America's 'other' auto industry
In the South, host to foreign-owned plants, there is little sympathy held for Detroit.
Ace Aerial Photo/AP
West Point, Ga.
The US auto industry is throwing bolts, but here in Georgia's Chattahoochee Valley a South Korean car company is building a massive new manufacturing plant along the new Kia Parkway, replacing abandoned textile mills. The recently opened Korean BBQ House now vies for customers with Roger's Pit-Cooked Bar-B-Que. And in an indication of just how welcome Kia's nonunion jobs are, some 43,000 people applied for 2,600 positions – with starting wages of $17 an hour – as the plant gears up to turn out its first model next November.
The expansion of this "other" auto industry – one that's foreign-owned, nonunion, and based largely in the South – stands in stark contrast to this week's dire reports from America's own Big Three, whose CEOs laid out plans for a dramatic downsizing before traveling to Washington to plead for $34 billion in federal aid.
Two-thirds of "foreign imports" are, in fact, built in the United States in nonunion shops, where it costs at least $2,000 less in labor to build each vehicle.

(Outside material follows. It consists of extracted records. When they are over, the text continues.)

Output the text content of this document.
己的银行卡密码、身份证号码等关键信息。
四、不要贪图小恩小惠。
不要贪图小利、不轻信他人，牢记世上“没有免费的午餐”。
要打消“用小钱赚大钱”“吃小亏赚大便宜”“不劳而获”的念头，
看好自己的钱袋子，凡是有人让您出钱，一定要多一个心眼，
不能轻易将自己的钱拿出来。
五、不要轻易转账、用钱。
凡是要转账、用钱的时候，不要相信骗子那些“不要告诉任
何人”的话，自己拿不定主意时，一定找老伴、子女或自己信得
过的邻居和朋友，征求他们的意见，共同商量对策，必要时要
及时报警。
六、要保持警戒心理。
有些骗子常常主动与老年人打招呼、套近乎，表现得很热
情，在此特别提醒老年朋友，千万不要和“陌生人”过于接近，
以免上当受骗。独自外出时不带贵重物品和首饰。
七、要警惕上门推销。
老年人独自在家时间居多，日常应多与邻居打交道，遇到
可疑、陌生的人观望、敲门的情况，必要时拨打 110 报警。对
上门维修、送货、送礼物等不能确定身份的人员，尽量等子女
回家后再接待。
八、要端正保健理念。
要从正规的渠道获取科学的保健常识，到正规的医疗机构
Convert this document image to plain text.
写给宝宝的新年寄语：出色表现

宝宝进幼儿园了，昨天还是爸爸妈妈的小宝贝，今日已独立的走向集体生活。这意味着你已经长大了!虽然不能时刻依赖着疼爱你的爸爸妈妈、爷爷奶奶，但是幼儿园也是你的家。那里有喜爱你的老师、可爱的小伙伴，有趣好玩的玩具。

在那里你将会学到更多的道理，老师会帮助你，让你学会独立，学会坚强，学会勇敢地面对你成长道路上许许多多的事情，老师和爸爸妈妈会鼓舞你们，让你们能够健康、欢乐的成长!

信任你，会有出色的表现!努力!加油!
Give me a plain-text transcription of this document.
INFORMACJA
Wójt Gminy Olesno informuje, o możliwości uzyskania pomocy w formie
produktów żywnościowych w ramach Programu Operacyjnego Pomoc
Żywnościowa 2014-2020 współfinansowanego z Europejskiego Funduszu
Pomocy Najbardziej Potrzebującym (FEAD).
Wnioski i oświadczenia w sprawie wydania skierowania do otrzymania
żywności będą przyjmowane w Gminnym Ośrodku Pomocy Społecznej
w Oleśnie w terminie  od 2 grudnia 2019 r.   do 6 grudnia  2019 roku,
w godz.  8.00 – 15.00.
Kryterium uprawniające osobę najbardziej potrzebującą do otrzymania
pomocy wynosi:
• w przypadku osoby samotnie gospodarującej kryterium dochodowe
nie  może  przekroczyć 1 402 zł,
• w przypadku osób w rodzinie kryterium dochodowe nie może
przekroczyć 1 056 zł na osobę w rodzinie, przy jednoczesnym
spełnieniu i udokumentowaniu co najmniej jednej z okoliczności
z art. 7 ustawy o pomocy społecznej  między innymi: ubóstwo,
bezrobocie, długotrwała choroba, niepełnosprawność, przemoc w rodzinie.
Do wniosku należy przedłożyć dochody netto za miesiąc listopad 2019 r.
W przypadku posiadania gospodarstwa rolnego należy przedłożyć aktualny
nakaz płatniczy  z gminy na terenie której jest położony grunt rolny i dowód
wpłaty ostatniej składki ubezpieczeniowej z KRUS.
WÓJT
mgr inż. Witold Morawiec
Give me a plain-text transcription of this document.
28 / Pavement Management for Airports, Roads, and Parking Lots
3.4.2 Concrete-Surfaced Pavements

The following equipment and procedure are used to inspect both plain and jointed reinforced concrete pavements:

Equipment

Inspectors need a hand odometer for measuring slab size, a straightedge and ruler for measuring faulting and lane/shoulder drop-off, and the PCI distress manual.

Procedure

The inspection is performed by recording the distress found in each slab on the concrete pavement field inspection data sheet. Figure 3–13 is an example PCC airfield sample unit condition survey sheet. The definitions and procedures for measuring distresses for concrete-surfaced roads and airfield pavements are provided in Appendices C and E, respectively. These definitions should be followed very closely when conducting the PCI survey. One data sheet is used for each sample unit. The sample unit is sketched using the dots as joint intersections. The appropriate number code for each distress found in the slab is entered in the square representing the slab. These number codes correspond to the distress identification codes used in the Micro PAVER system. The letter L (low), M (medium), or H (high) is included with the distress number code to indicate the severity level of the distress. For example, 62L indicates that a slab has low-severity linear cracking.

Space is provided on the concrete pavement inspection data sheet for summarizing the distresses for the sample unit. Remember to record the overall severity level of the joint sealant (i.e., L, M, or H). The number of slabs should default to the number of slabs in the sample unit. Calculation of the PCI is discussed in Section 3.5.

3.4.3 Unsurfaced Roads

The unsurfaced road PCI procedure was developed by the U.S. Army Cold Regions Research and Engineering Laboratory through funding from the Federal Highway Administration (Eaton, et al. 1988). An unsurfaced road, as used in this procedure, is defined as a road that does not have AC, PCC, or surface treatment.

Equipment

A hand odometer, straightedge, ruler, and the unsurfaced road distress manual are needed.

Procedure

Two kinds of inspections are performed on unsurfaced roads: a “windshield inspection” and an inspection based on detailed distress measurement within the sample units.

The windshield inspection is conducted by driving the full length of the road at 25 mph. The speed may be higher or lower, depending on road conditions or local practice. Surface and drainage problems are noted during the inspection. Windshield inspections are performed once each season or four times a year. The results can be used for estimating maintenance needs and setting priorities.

Critics charge that the Japanese, Korean, and German auto companies are taking advantage of desperate communities and a longstanding distrust of unions in the South. But among people in West Point, Ga., the vision of a foreign-owned Southern car industry standing on its own two feet while Detroit teeters comes down to this: the worth of a day's work, and the role – or nonrole – of unions like the United Auto Workers (UAW).